I apologize that I haven't written in eons. I am much much improved but still visit the doctor at least once a week to be poked and prodded. I am grateful for this actually because I get to be extra vigilant in watching this baby that I worry so much about but cannot yet see. Today I just wrote a stream of consciousness and then it felt a little like a post so here it is...
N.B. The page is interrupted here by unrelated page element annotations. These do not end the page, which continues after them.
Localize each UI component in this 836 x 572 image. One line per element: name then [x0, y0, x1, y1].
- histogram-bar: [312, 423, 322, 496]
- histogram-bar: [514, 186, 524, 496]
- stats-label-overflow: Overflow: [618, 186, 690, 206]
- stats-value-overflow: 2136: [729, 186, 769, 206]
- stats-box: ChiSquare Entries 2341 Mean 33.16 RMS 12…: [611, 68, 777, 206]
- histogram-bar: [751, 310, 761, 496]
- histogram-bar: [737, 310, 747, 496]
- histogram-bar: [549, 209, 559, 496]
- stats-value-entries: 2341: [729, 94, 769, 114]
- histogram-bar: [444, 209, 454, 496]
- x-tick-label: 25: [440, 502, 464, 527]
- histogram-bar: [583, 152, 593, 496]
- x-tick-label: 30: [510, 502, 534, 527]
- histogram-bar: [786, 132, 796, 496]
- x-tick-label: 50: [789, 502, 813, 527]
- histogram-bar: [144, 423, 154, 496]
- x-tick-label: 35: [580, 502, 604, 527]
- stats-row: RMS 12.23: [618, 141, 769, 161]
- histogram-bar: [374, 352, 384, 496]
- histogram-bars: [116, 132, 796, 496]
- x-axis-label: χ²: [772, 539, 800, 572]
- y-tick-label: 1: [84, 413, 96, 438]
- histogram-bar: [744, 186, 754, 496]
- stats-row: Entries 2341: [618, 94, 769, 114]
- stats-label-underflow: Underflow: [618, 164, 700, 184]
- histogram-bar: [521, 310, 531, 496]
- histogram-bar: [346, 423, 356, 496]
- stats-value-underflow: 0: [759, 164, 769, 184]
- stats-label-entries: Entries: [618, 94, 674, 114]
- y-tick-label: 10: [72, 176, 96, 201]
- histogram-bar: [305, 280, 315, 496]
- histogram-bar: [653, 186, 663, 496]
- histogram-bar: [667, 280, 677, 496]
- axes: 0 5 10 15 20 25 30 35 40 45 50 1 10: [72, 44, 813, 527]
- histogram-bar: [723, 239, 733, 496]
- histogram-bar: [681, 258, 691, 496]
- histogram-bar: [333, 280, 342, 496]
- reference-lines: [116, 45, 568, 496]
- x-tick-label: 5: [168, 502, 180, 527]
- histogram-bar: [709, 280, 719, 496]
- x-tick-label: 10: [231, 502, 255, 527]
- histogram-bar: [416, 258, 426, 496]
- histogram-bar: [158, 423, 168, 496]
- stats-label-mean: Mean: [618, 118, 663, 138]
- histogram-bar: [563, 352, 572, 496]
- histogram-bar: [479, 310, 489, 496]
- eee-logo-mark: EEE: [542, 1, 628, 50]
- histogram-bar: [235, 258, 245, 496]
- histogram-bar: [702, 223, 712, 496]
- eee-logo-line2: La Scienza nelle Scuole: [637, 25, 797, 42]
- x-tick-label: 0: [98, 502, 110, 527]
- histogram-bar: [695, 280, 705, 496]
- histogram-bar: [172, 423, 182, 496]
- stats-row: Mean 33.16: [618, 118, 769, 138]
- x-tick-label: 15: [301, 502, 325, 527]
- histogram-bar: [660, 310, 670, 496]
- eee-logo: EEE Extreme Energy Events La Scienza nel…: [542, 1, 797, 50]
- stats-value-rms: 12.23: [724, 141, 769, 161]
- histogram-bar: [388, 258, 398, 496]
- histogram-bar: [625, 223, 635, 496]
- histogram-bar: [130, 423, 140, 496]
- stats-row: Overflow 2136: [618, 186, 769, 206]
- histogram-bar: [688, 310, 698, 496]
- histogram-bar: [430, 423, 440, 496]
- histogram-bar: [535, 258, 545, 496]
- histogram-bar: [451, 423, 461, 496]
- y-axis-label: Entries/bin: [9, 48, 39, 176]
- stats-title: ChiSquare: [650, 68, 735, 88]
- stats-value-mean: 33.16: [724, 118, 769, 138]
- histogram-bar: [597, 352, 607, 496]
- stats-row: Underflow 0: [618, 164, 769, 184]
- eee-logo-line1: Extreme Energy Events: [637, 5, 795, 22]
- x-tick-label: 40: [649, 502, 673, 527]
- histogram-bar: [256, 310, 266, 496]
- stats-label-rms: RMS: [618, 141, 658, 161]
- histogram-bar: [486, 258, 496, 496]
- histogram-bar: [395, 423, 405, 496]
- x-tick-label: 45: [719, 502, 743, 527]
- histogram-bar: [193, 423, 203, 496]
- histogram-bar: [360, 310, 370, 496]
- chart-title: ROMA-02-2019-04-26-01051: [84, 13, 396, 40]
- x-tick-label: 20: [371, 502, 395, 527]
It’s times like this that I am totally floored that I am the adult in the situation. When my 20 month old daughter sneaks 2 cupcakes and then throws them up in the middle of the night. When everyone is miserable and has a fever. And I don’t even know how to clean. Do I spray everything with Lysol? Is that stuff hazardous how far do throw up germs sink into the fabric of a bed or pillow? Are there such things as “throw up germs?” If so, what are they really called? Should I keep everyone at home? What could we possibly do for 12 hours without hurting each other? Don’t we need fresh air? Am I a terrible person for bringing them into public and sharing said, “throw up germs” with the world?
So, because I feel so overwhelmed and pregnant I finish off my half gallon of milk for the day and lay on the couch to watch a mystery that can be solved in 53 minutes.
Wow, I need God and yet I am so slow to turn to him, so weak in my passion for him. I am truly grateful for him and all he does to take care of us, but have I yet discovered that he is beautiful? I pray that I do.